Iniciado com força no regime militar, o desmatamento prosseguiu em altos índices até os primeiros anos do século 21. Entre 1990 e 2000 foram desmatados em média 19,1 mil quilômetros quadrados por ano, fruto de atividades de mineração, corte de árvores por madeireiras, aumento de pastagem para gado e expansão agrícola. Queimadas intensas também contribuíram para a derrubada da floresta.
O quadro foi modificado no período de 2004 a 2018, a taxa média de desmatamento caiu 72%, de acordo com dados do Instituto Nacional de Pesquisas Especiais (INPE), que há anos utiliza alta tecnologia para monitorar a derrubada da floresta. De 27,7 mil quilômetros quadrados desmatados em 2004, a taxa foi caindo vertiginosamente, até chegar a 4.571 km2 em 2012, subindo um pouco depois nos anos seguintes. Parte da queda se deveu a um programa com importante aporte de dois governos europeus.
O Fundo Amazônia e o caos com Bolsonaro – A queda expressiva nas taxas de desmatamento ocorreu nos governos dos presidentes Luis Inácio Lula da Silva (2003-2010) e Dilma Rousseff (2011-2016), ambos do Partido dos Trabalhadores (PT).
Nesse período, uma ação interministerial, com protagonismo do Ministério do Meio Ambiente, implantou o Plano de Ação para Prevenção e Controle do Desmatamento na Amazônia Legal (PPCDAm), com uma série de medidas em quatro eixos temáticos: 1) ordenamento fundiário e territorial; 2) monitoramento e controle ambiental; 3) fomento às atividades produtivas sustentáveis, e 4) instrumentos econômicos e normativos.
Na prática, o Plano estimulava a manutenção da “floresta em pé”, com o incentivo a projetos de exploração sustentável dos recursos biológicos extraordinários presentes na floresta amazônica. Grande parte das ações de desenvolvimento sustentável no âmbito do PPCDAm foi financiada pelo Fundo Amazônia, criado em 2008 em função de um acordo internacional mantido entre os governos do Brasil, da Noruega e da Alemanha.

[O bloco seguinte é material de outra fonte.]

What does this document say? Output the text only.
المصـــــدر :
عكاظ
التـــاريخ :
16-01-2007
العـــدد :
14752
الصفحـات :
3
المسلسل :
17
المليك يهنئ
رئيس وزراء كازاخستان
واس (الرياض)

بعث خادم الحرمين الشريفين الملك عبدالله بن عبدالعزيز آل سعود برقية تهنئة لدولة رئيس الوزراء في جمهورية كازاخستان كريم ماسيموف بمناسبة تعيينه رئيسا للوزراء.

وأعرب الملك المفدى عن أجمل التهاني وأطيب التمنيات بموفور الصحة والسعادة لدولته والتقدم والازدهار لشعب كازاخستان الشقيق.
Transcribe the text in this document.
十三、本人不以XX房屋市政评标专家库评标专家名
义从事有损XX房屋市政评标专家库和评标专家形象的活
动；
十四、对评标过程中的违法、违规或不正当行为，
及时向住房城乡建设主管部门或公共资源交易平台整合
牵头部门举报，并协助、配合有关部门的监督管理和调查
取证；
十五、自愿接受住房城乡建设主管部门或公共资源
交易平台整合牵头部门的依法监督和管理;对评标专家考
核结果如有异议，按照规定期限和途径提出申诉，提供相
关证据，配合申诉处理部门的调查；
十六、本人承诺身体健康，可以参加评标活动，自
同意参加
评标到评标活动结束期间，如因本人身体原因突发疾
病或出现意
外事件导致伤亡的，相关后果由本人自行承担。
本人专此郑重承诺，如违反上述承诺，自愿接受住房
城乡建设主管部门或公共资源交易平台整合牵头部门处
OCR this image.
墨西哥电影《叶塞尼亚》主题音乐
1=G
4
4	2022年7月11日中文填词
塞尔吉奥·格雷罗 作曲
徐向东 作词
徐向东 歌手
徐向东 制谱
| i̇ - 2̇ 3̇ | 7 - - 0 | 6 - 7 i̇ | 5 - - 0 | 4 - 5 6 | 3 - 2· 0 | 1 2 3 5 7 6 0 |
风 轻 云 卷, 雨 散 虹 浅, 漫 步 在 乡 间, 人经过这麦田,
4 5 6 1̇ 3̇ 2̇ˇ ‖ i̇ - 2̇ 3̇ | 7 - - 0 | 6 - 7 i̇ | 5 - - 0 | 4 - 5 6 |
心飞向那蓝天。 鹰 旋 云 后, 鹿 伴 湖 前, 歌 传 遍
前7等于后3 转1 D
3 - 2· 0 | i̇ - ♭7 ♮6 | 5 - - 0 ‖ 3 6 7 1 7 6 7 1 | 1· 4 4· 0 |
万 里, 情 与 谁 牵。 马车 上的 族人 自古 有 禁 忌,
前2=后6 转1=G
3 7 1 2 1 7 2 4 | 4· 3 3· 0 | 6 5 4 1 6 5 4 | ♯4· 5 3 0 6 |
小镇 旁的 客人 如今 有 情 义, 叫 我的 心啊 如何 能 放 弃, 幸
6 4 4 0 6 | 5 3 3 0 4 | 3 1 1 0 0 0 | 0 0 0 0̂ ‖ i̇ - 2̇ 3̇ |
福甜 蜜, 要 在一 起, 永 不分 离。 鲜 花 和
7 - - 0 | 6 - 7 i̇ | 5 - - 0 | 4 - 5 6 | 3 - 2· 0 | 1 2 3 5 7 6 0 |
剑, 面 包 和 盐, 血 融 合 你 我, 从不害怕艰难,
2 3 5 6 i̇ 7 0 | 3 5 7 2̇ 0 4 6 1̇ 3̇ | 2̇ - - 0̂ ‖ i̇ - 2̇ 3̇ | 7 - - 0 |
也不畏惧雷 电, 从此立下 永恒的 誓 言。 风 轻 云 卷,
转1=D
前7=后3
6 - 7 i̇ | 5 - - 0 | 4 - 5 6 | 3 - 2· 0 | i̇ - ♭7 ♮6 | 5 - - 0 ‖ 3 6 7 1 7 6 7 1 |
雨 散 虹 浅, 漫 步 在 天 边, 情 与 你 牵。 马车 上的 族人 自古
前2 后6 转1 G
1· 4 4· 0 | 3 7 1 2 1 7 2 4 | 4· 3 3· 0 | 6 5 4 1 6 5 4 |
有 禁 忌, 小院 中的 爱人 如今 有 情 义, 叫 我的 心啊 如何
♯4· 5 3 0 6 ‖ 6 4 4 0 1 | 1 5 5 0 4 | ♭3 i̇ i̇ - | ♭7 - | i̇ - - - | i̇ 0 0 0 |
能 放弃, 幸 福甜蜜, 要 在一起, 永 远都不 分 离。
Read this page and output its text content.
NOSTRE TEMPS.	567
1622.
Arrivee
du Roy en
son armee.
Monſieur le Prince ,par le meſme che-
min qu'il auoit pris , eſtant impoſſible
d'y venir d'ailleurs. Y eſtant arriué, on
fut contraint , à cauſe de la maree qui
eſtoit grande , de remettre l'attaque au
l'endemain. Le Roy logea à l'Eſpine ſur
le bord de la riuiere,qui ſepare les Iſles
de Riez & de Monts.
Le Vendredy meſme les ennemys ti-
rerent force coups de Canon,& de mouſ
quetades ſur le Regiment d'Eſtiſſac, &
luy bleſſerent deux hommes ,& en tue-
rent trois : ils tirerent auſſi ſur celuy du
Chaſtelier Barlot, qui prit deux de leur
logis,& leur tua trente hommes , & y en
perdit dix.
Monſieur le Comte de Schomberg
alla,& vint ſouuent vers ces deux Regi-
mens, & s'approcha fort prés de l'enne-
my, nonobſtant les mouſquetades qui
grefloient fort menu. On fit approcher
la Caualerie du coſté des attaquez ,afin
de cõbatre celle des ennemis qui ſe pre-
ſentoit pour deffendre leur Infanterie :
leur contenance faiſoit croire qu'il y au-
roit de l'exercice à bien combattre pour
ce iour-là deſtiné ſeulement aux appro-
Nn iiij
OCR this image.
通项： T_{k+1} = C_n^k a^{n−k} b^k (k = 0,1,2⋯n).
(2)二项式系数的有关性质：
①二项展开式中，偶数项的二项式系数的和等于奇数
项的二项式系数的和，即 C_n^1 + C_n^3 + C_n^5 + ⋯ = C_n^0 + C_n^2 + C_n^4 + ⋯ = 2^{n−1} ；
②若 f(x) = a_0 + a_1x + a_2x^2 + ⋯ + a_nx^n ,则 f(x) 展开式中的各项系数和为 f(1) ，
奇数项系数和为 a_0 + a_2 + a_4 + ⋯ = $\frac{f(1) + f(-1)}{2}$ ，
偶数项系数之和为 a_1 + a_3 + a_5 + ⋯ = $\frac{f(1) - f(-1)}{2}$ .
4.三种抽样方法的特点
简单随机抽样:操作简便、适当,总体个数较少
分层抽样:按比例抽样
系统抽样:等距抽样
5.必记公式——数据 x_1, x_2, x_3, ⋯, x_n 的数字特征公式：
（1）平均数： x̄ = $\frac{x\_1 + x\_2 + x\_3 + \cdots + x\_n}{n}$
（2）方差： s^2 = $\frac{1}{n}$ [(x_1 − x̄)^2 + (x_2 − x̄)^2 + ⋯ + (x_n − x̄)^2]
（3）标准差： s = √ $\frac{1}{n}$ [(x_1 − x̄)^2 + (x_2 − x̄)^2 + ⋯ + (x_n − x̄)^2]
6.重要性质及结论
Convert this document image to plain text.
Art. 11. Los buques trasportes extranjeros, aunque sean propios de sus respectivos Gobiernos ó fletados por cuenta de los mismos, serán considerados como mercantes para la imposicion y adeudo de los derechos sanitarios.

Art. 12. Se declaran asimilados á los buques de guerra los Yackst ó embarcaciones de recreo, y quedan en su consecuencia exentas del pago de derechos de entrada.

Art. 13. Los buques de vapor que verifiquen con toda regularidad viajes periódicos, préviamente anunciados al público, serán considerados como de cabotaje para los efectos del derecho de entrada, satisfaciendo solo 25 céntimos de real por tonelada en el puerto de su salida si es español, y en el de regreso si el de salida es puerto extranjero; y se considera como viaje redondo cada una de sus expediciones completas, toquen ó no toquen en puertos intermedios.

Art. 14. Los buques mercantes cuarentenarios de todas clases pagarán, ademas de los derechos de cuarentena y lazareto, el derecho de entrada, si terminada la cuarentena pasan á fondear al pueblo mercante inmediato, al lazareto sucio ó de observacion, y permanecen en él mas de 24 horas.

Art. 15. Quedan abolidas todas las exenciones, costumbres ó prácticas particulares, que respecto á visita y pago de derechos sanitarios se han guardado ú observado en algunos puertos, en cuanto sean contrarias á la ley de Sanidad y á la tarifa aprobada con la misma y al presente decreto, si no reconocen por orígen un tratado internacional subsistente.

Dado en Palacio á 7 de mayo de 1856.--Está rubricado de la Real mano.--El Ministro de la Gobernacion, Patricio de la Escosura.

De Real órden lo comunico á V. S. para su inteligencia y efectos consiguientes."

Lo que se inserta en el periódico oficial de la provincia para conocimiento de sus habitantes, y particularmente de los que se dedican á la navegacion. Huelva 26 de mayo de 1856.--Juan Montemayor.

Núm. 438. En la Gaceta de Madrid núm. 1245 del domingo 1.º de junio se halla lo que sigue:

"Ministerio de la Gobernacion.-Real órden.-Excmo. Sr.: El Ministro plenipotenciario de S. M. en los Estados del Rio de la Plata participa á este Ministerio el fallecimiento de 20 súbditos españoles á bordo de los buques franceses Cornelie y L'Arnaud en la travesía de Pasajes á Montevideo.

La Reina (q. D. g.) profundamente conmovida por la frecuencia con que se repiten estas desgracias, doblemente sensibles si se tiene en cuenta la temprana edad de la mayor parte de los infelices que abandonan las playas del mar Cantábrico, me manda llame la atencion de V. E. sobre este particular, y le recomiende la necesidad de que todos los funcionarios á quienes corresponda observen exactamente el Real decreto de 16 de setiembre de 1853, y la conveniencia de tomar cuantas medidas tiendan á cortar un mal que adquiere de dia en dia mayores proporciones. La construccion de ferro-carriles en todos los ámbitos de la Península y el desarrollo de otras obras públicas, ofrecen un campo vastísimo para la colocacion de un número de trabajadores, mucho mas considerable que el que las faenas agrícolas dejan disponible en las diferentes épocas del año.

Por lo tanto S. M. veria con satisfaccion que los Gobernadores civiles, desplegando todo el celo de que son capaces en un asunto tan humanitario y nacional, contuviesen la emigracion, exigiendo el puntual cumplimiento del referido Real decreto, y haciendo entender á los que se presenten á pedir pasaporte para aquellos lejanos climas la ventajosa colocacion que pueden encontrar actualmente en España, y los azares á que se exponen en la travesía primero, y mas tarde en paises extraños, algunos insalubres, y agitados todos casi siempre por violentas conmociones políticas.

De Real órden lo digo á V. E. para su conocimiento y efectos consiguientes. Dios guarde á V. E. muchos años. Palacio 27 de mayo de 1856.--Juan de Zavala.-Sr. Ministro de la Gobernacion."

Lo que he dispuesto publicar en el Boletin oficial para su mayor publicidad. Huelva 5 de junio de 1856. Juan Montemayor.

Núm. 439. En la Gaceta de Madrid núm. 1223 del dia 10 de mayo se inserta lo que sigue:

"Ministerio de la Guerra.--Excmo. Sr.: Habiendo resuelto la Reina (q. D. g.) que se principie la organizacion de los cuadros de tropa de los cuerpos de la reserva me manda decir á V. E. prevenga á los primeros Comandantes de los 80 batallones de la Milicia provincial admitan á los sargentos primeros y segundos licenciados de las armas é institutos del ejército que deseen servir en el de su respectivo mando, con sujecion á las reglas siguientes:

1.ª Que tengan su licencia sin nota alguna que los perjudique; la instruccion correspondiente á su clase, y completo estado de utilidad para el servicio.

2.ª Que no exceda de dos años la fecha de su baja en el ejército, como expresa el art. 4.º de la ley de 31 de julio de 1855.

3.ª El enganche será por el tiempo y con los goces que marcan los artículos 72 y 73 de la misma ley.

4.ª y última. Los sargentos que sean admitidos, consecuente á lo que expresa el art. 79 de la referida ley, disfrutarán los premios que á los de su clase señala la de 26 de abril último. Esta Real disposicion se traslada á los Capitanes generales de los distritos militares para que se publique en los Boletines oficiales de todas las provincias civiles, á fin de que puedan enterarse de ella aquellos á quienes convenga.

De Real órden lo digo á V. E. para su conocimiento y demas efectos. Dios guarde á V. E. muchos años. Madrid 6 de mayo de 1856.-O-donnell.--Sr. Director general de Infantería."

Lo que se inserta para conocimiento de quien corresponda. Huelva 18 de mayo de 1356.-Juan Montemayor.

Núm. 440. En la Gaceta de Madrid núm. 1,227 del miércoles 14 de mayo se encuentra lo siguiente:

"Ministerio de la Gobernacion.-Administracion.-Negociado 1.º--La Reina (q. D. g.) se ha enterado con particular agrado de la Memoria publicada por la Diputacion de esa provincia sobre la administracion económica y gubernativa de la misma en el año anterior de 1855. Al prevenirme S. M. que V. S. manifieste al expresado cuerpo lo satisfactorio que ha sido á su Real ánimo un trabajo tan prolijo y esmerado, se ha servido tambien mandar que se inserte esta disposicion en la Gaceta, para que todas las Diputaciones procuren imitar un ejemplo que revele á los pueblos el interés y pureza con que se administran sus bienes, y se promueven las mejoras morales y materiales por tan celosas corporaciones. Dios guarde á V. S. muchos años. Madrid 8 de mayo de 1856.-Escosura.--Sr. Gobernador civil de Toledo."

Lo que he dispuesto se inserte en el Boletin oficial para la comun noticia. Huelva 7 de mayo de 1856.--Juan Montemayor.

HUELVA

O Fundo foi estruturado nas linhas do mecanismo conhecido como REDD+, que implica em ações para “reduzir emissões de gases de efeito estufa oriundas do desmatamento e da degradação florestal, conservação de estoques de carbono florestal, manejo sustentável de florestas e aumento de estoques de carbono florestal”, nos termos da Conferência das Partes da Convenção das Mudanças Climáticas das Nações Unidas, assinada em 1992 no Brasil, na Conferência das Nações Unidas sobre Meio Ambiente e Desenvolvimento. Pelo REDD+, países desenvolvidos compensariam países em desenvolvimento como o Brasil pelos esforços de proteção de suas florestas, como parte do esforço global de enfrentamento das mudanças climáticas.
Na oportunidade, a Noruega se comprometeu a doar até US$ 1 bilhão para o Fundo Amazônia, dependendo do Brasil apresentar resultados positivos de mitigação das emissões de gases de efeito estufa (GEE), derivada da manutenção da “floresta em pé”. A Alemanha também se comprometeu em doar importantes recursos para o Fundo, enquanto o Banco Nacional de Desenvolvimento Econômico e Social (BNDES) e a Petrobras destinariam outro tanto, como a contrapartida brasileira.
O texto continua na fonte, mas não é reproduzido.